Erzincan Cumhuriyet Başsavcılığı’nın 29 sene sonra hazırladığı Başbağlar katliamına ilişkin iddianamede olay hakkında şok bir bilgiye daha ulaşıldı. CHP/SHP’nin koalisyon ortağı olduğu 1993’te karanlık Madımak olayının 3 gün sonrasında gerçekleştirilen ve CHP’li Adalet Bakanı Seyfi Oktay yargısının hemen üstünü kapattığı Başbağlar katliamı dosyasını 29 sene sonra raftan indiren Erzincan Cumhuriyet Başsavcılığı’nca hazırlanan iddianamede, 33 masumu kurşunlayan silahların Amerikan yapımı olduğu ortaya çıktı. Saldırıda kullanılan silahlara ilişkin mermi çekirdekleri ve kovanlardan yola çıkan savcılık, eylemde kullanılan silahın “FS I 601736” seri numaralı ABD yapımı otomatik tüfekler olduğunu belirledi.
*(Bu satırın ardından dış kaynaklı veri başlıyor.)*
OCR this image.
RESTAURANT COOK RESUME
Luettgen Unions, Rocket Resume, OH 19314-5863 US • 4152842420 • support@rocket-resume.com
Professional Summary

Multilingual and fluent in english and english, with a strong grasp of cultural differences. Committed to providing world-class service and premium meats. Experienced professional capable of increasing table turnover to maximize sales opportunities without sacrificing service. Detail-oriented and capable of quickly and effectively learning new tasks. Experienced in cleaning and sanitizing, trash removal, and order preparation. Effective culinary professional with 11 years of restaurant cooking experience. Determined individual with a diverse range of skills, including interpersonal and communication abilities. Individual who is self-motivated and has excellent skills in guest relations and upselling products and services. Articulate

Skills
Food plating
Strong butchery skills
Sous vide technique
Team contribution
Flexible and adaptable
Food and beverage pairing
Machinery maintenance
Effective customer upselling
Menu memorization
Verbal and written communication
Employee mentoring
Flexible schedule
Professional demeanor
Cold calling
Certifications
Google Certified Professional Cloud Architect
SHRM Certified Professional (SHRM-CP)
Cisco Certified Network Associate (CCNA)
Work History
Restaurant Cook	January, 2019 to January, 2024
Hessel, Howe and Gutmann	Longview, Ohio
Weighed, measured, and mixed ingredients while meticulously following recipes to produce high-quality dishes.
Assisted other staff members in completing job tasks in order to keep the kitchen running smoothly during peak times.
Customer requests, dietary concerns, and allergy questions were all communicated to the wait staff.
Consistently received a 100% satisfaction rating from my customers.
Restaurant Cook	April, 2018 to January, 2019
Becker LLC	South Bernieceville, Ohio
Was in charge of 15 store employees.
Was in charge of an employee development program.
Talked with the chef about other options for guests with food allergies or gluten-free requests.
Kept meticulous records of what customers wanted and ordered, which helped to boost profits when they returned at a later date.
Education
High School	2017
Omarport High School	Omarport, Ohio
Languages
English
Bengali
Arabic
O dönem PKK’nın envanterinde yalnızca Rus yapımı Kalaşnikof ve el yapımı patlayıcılar olduğu halde, bu saldırının ABD üretimi özel tüfeklerle yapıldığının belirlenmesi, katliamdaki derin yapıyı ifşa etti. Başbağlar katliamındaki “Amerika parmağını” yakalayan savcılığın hazırladığı 2022/1785 Esas, 2022/254 sayılı iddianamede şu ifadeler yer alıyor: Başbağlar katliamının PENTAGON’dan PKK’ya verilen ABD yapımı özel otomatik tüfeklerle gerçekleştirildiği savcılıkça tespit edilmiş oldu.

Başbağlar’da bulunan mermi çekirdeği ve kovanların izini süren savcılık, karanlık ellerin bu olaydan sonra aynı silahların 10 kanlı eylemde daha kullanıldığını saptadı. Bu saldırılardan en dikkat çekeni, Başbağlar katliamının 3 ay sonrasında Tunceli’de ANAP’lı Belediye Başkanı Suphi Vural’ın evine yapılan saldırının da aynı silahlarla düzenlendiğinin tespiti oldu. ANAP’lı Cumhurbaşkanı Turgut Özal’ın şüpheli kalp kriziyle hayatını kaybettiği 1993 yılında silsile halinde yaşanan karanlık hadiseler arasında yer alan Başbağlar saldırısı ile ANAP’lı Vural’ın adresine yapılan saldırının aynı merkezden düzenlendiği gün yüzüne çıkarıldı. Başbağlar’da ölüm saçan silahlarla ayrıca bir yıl içerisinde; Tunceli Ovacık’ta 4, Tunceli Pertek’te 2 vatandaşımızın daha katledildiği, 3 kişinin yaralandığı kaydedildi. Savcılık soruşturmasıyla saptanan o 10 saldırı iddianamede yer aldı.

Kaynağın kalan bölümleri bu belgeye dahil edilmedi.